The Hemingway Memorial is a beautiful tribute to the author and a gateway to terrific local hikes

The Hemingway Memorial is a beautiful tribute to the author and a gateway to terrific local hikes

Whether you have lived in Sun Valley your entire life or are just visiting for the weekend, a great place to start a September hike is at the Hemingway Memorial just east of the Sun Valley Lodge on Trail Creek Road. The memorial features a likeness of the legendary writer who completed For Whom the Bell Tolls in suite 206 at the Lodge, and is tucked beneath shady trees on the banks of Trail Creek. Stone benches in the shape of a half moon offer a place to sit and reflect on the inscription that reminds Hemingway is laid to rest in the Ketchum Cemetery:

Best of all he loved the fall
The leaves yellow on the cottonwoods
Leaves floating on the trout streams
And above the hills
The high blue windless skies
Now he will be a part of them forever.

From this very unique, and very nearby, trailhead, miles of beautiful single track wend through Proctor Mountain. For the novice, gentle walks lead along the creek and east. Craving more vertical? Numerous trails climb to the saddle of Proctor, offering fantastic views in every direction, including one of the best ones around of Baldy. If you’re up for a challenge, the Ruud Mountain trail cuts steeply right to the more traditional Proctor Mountain trails, leading to, and beyond, one of the first chairlifts in the world.

Bald Mountain in the warmer months offers stunning vistas and great exercise to those on foot

Bald Mountain in the warmer months offers stunning vistas and great exercise to those on foot

Also “in town” are popular hiking and biking trails near the White Clouds golf course across from Sun Valley Resort. Don’t forget Bald Mountain offers a great cardiac workout, terrific views and the possibility of a fabulous lunch to reward you for your efforts. Start at the River Run side of the hill and bear right to the Bald Mountain Trail. This leads, in switchbacks, both to the Roundhouse Restaurant (offering a fabulous barbecue deck lunch through September 8), and all the way to the summit. If you want to channel your inner local, head straight up the Warm Springs or River Run ski runs to the top. It’s an unbeatable workout and who knows, maybe you will want to take the Baldy Hill Climb later this month.

Slightly further afield, but still a very short drive from town, the Adams Gulch trailhead just north of Ketchum provides many trail options for hiking and mountain biking, as do Chocolate Gulch and Fox Creek. To the east, a hike to the historic Pioneer Cabin (there are three different routes up) is one of the most beautiful in the area. In the fall, this very popular hike is more lightly traveled and it is the perfect time to go.

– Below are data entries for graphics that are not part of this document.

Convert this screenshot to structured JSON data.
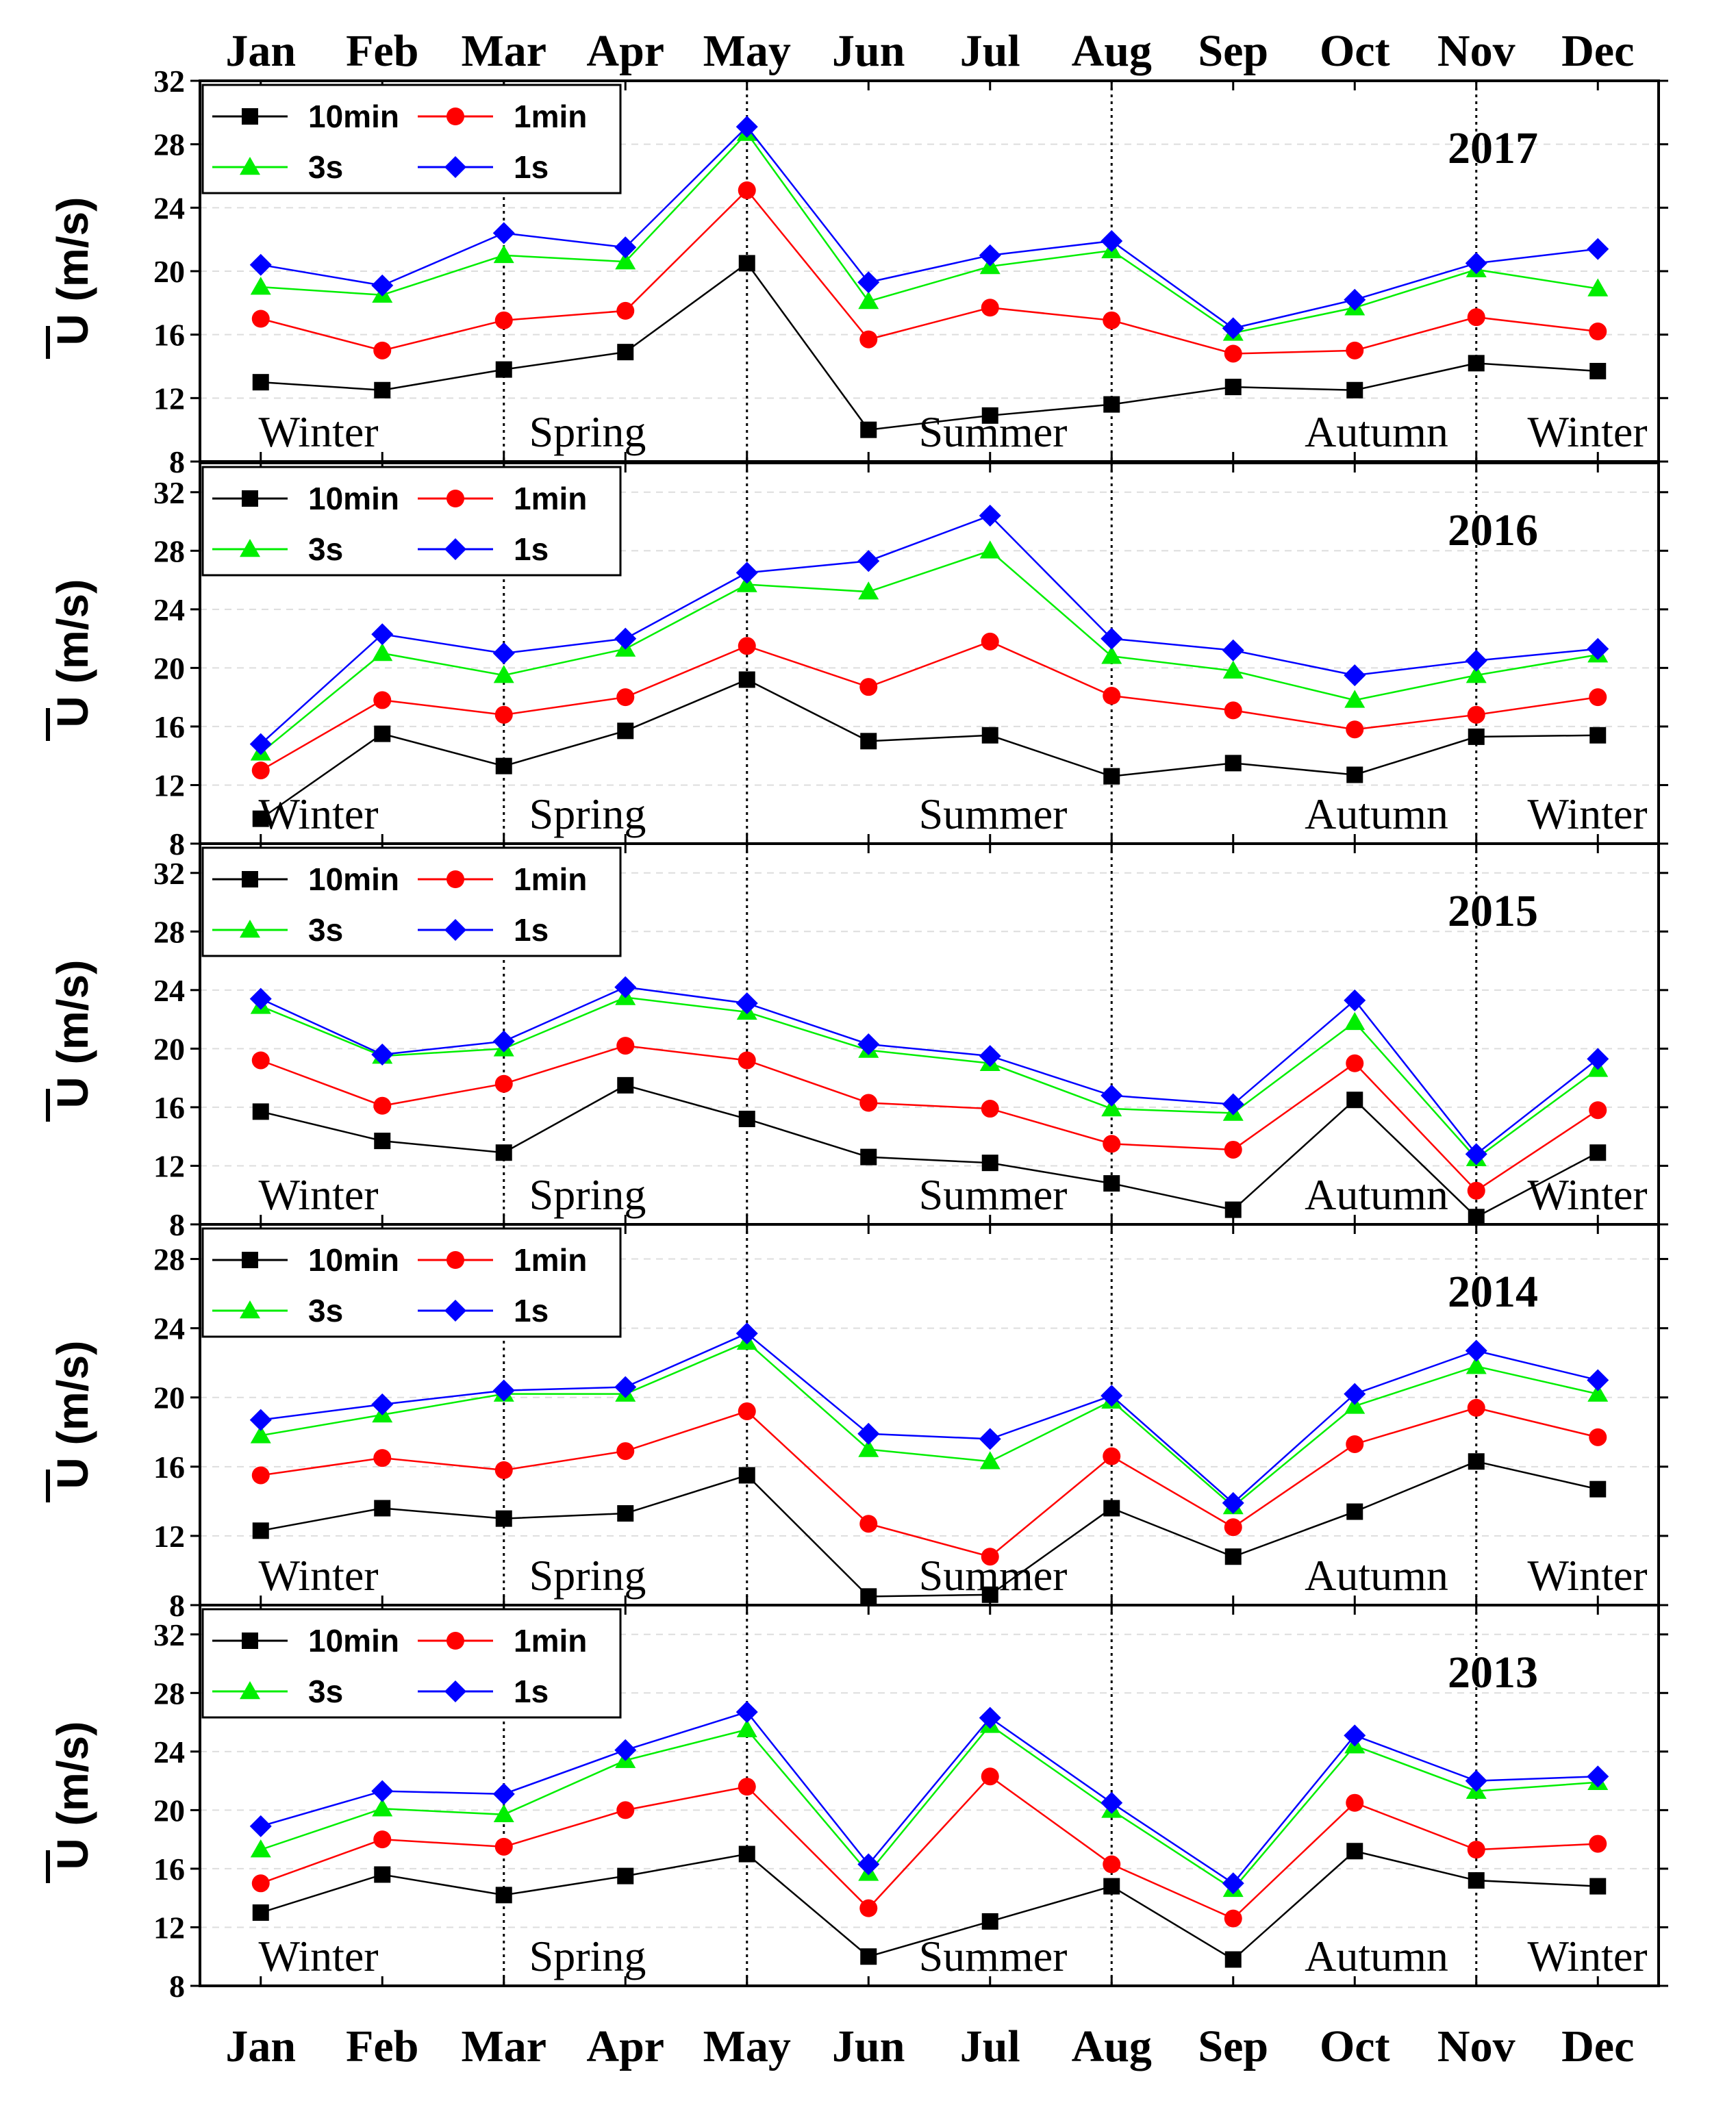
{
  "chart_data": {
    "type": "line",
    "months": [
      "Jan",
      "Feb",
      "Mar",
      "Apr",
      "May",
      "Jun",
      "Jul",
      "Aug",
      "Sep",
      "Oct",
      "Nov",
      "Dec"
    ],
    "ylabel": "U (m/s)",
    "series_style": [
      {
        "name": "10min",
        "color": "#000000",
        "marker": "square"
      },
      {
        "name": "1min",
        "color": "#ff0000",
        "marker": "circle"
      },
      {
        "name": "3s",
        "color": "#00ee00",
        "marker": "triangle"
      },
      {
        "name": "1s",
        "color": "#0000ff",
        "marker": "diamond"
      }
    ],
    "panels": [
      {
        "year": "2017",
        "ylim": [
          8,
          32
        ],
        "yticks": [
          "8",
          "12",
          "16",
          "20",
          "24",
          "28",
          "32"
        ],
        "dividers": [
          2.5,
          4.5,
          7.5,
          10.5
        ],
        "seasons": [
          "Winter",
          "Spring",
          "Summer",
          "Autumn",
          "Winter"
        ],
        "series": [
          {
            "name": "10min",
            "values": [
              13.0,
              12.5,
              13.8,
              14.9,
              20.5,
              10.0,
              10.9,
              11.6,
              12.7,
              12.5,
              14.2,
              13.7
            ]
          },
          {
            "name": "1min",
            "values": [
              17.0,
              15.0,
              16.9,
              17.5,
              25.1,
              15.7,
              17.7,
              16.9,
              14.8,
              15.0,
              17.1,
              16.2
            ]
          },
          {
            "name": "3s",
            "values": [
              19.0,
              18.5,
              21.0,
              20.6,
              28.7,
              18.1,
              20.3,
              21.3,
              16.1,
              17.7,
              20.1,
              18.9
            ]
          },
          {
            "name": "1s",
            "values": [
              20.4,
              19.1,
              22.4,
              21.5,
              29.1,
              19.3,
              21.0,
              21.9,
              16.4,
              18.2,
              20.5,
              21.4
            ]
          }
        ]
      },
      {
        "year": "2016",
        "ylim": [
          8,
          34
        ],
        "yticks": [
          "8",
          "12",
          "16",
          "20",
          "24",
          "28",
          "32"
        ],
        "dividers": [
          2.5,
          4.5,
          7.5,
          10.5
        ],
        "seasons": [
          "Winter",
          "Spring",
          "Summer",
          "Autumn",
          "Winter"
        ],
        "series": [
          {
            "name": "10min",
            "values": [
              9.7,
              15.5,
              13.3,
              15.7,
              19.2,
              15.0,
              15.4,
              12.6,
              13.5,
              12.7,
              15.3,
              15.4
            ]
          },
          {
            "name": "1min",
            "values": [
              13.0,
              17.8,
              16.8,
              18.0,
              21.5,
              18.7,
              21.8,
              18.1,
              17.1,
              15.8,
              16.8,
              18.0
            ]
          },
          {
            "name": "3s",
            "values": [
              14.2,
              21.0,
              19.5,
              21.3,
              25.7,
              25.2,
              28.0,
              20.8,
              19.8,
              17.8,
              19.5,
              20.9
            ]
          },
          {
            "name": "1s",
            "values": [
              14.8,
              22.3,
              21.0,
              22.0,
              26.5,
              27.3,
              30.4,
              22.0,
              21.2,
              19.5,
              20.5,
              21.3
            ]
          }
        ]
      },
      {
        "year": "2015",
        "ylim": [
          8,
          34
        ],
        "yticks": [
          "8",
          "12",
          "16",
          "20",
          "24",
          "28",
          "32"
        ],
        "dividers": [
          2.5,
          4.5,
          7.5,
          10.5
        ],
        "seasons": [
          "Winter",
          "Spring",
          "Summer",
          "Autumn",
          "Winter"
        ],
        "series": [
          {
            "name": "10min",
            "values": [
              15.7,
              13.7,
              12.9,
              17.5,
              15.2,
              12.6,
              12.2,
              10.8,
              9.0,
              16.5,
              8.5,
              12.9
            ]
          },
          {
            "name": "1min",
            "values": [
              19.2,
              16.1,
              17.6,
              20.2,
              19.2,
              16.3,
              15.9,
              13.5,
              13.1,
              19.0,
              10.3,
              15.8
            ]
          },
          {
            "name": "3s",
            "values": [
              22.9,
              19.5,
              20.0,
              23.5,
              22.5,
              19.9,
              19.0,
              15.9,
              15.6,
              21.8,
              12.5,
              18.6
            ]
          },
          {
            "name": "1s",
            "values": [
              23.4,
              19.6,
              20.5,
              24.2,
              23.1,
              20.3,
              19.5,
              16.8,
              16.2,
              23.3,
              12.8,
              19.3
            ]
          }
        ]
      },
      {
        "year": "2014",
        "ylim": [
          8,
          30
        ],
        "yticks": [
          "8",
          "12",
          "16",
          "20",
          "24",
          "28"
        ],
        "dividers": [
          2.5,
          4.5,
          7.5,
          10.5
        ],
        "seasons": [
          "Winter",
          "Spring",
          "Summer",
          "Autumn",
          "Winter"
        ],
        "series": [
          {
            "name": "10min",
            "values": [
              12.3,
              13.6,
              13.0,
              13.3,
              15.5,
              8.5,
              8.6,
              13.6,
              10.8,
              13.4,
              16.3,
              14.7
            ]
          },
          {
            "name": "1min",
            "values": [
              15.5,
              16.5,
              15.8,
              16.9,
              19.2,
              12.7,
              10.8,
              16.6,
              12.5,
              17.3,
              19.4,
              17.7
            ]
          },
          {
            "name": "3s",
            "values": [
              17.8,
              19.0,
              20.2,
              20.2,
              23.2,
              17.0,
              16.3,
              19.8,
              13.7,
              19.5,
              21.8,
              20.2
            ]
          },
          {
            "name": "1s",
            "values": [
              18.7,
              19.6,
              20.4,
              20.6,
              23.7,
              17.9,
              17.6,
              20.1,
              13.9,
              20.2,
              22.7,
              21.0
            ]
          }
        ]
      },
      {
        "year": "2013",
        "ylim": [
          8,
          34
        ],
        "yticks": [
          "8",
          "12",
          "16",
          "20",
          "24",
          "28",
          "32"
        ],
        "dividers": [
          2.5,
          4.5,
          7.5,
          10.5
        ],
        "seasons": [
          "Winter",
          "Spring",
          "Summer",
          "Autumn",
          "Winter"
        ],
        "series": [
          {
            "name": "10min",
            "values": [
              13.0,
              15.6,
              14.2,
              15.5,
              17.0,
              10.0,
              12.4,
              14.8,
              9.8,
              17.2,
              15.2,
              14.8
            ]
          },
          {
            "name": "1min",
            "values": [
              15.0,
              18.0,
              17.5,
              20.0,
              21.6,
              13.3,
              22.3,
              16.3,
              12.6,
              20.5,
              17.3,
              17.7
            ]
          },
          {
            "name": "3s",
            "values": [
              17.3,
              20.1,
              19.7,
              23.4,
              25.5,
              15.7,
              25.8,
              20.0,
              14.6,
              24.4,
              21.3,
              21.9
            ]
          },
          {
            "name": "1s",
            "values": [
              18.9,
              21.3,
              21.1,
              24.1,
              26.7,
              16.3,
              26.3,
              20.5,
              15.0,
              25.1,
              22.0,
              22.3
            ]
          }
        ]
      }
    ]
  }
}
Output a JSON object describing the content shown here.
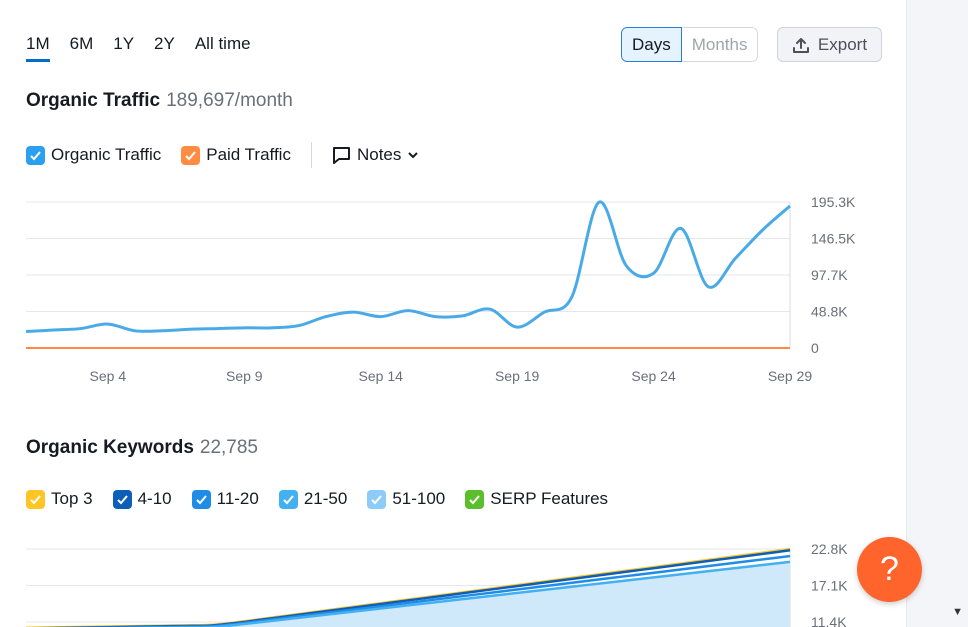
{
  "periods": [
    "1M",
    "6M",
    "1Y",
    "2Y",
    "All time"
  ],
  "active_period": "1M",
  "granularity": {
    "days": "Days",
    "months": "Months",
    "active": "Days"
  },
  "export_label": "Export",
  "traffic": {
    "title": "Organic Traffic",
    "value": "189,697/month",
    "legend": [
      {
        "label": "Organic Traffic",
        "color": "#2aa0ef"
      },
      {
        "label": "Paid Traffic",
        "color": "#ff8c42"
      }
    ],
    "notes_label": "Notes"
  },
  "keywords": {
    "title": "Organic Keywords",
    "value": "22,785",
    "legend": [
      {
        "label": "Top 3",
        "color": "#ffc524"
      },
      {
        "label": "4-10",
        "color": "#0d5eb8"
      },
      {
        "label": "11-20",
        "color": "#1f8de6"
      },
      {
        "label": "21-50",
        "color": "#43b0f2"
      },
      {
        "label": "51-100",
        "color": "#8cccf6"
      },
      {
        "label": "SERP Features",
        "color": "#5bbf2b"
      }
    ]
  },
  "help_label": "?",
  "chart_data": [
    {
      "type": "line",
      "x": [
        "Sep 1",
        "Sep 2",
        "Sep 3",
        "Sep 4",
        "Sep 5",
        "Sep 6",
        "Sep 7",
        "Sep 8",
        "Sep 9",
        "Sep 10",
        "Sep 11",
        "Sep 12",
        "Sep 13",
        "Sep 14",
        "Sep 15",
        "Sep 16",
        "Sep 17",
        "Sep 18",
        "Sep 19",
        "Sep 20",
        "Sep 21",
        "Sep 22",
        "Sep 23",
        "Sep 24",
        "Sep 25",
        "Sep 26",
        "Sep 27",
        "Sep 28",
        "Sep 29"
      ],
      "series": [
        {
          "name": "Organic Traffic",
          "color": "#4aaae8",
          "values": [
            22000,
            24000,
            26000,
            32000,
            23000,
            23000,
            25000,
            26000,
            27000,
            27000,
            30000,
            42000,
            48000,
            42000,
            50000,
            42000,
            43000,
            52000,
            28000,
            48000,
            68000,
            195000,
            110000,
            100000,
            160000,
            82000,
            120000,
            158000,
            190000
          ]
        },
        {
          "name": "Paid Traffic",
          "color": "#ff8c42",
          "values": [
            0,
            0,
            0,
            0,
            0,
            0,
            0,
            0,
            0,
            0,
            0,
            0,
            0,
            0,
            0,
            0,
            0,
            0,
            0,
            0,
            0,
            0,
            0,
            0,
            0,
            0,
            0,
            0,
            0
          ]
        }
      ],
      "x_ticks": [
        "Sep 4",
        "Sep 9",
        "Sep 14",
        "Sep 19",
        "Sep 24",
        "Sep 29"
      ],
      "y_ticks": [
        "195.3K",
        "146.5K",
        "97.7K",
        "48.8K",
        "0"
      ],
      "ylim": [
        0,
        195300
      ]
    },
    {
      "type": "area",
      "series": [
        {
          "name": "Top 3",
          "color": "#ffc524",
          "start": 10500,
          "end": 22800
        },
        {
          "name": "4-10",
          "color": "#0d5eb8",
          "start": 10400,
          "end": 22600
        },
        {
          "name": "11-20",
          "color": "#1f8de6",
          "start": 10300,
          "end": 21700
        },
        {
          "name": "21-50",
          "color": "#43b0f2",
          "start": 10200,
          "end": 20800
        }
      ],
      "y_ticks": [
        "22.8K",
        "17.1K",
        "11.4K"
      ]
    }
  ]
}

The walk up to Pioneer Cabin is beautiful, but the real pay out is cresting the final ridge

The walk up to Pioneer Cabin is beautiful, but the real payout is cresting the final ridge

For all these hikes, remember, even if the trailhead is right up the street, you are in altitude and the autumn weather can be variable so be prepared. Bring plenty of water and a light rain shell, layers, wear comfortable sturdy shoes, bring a snack or lunch and sunscreen is a must.

For a full list of current trail conditions, please click HERE.

September is the most beautiful hiking month in the Wood River Valley, at least by my account. Take some time for yourself, get out there and hit the trails!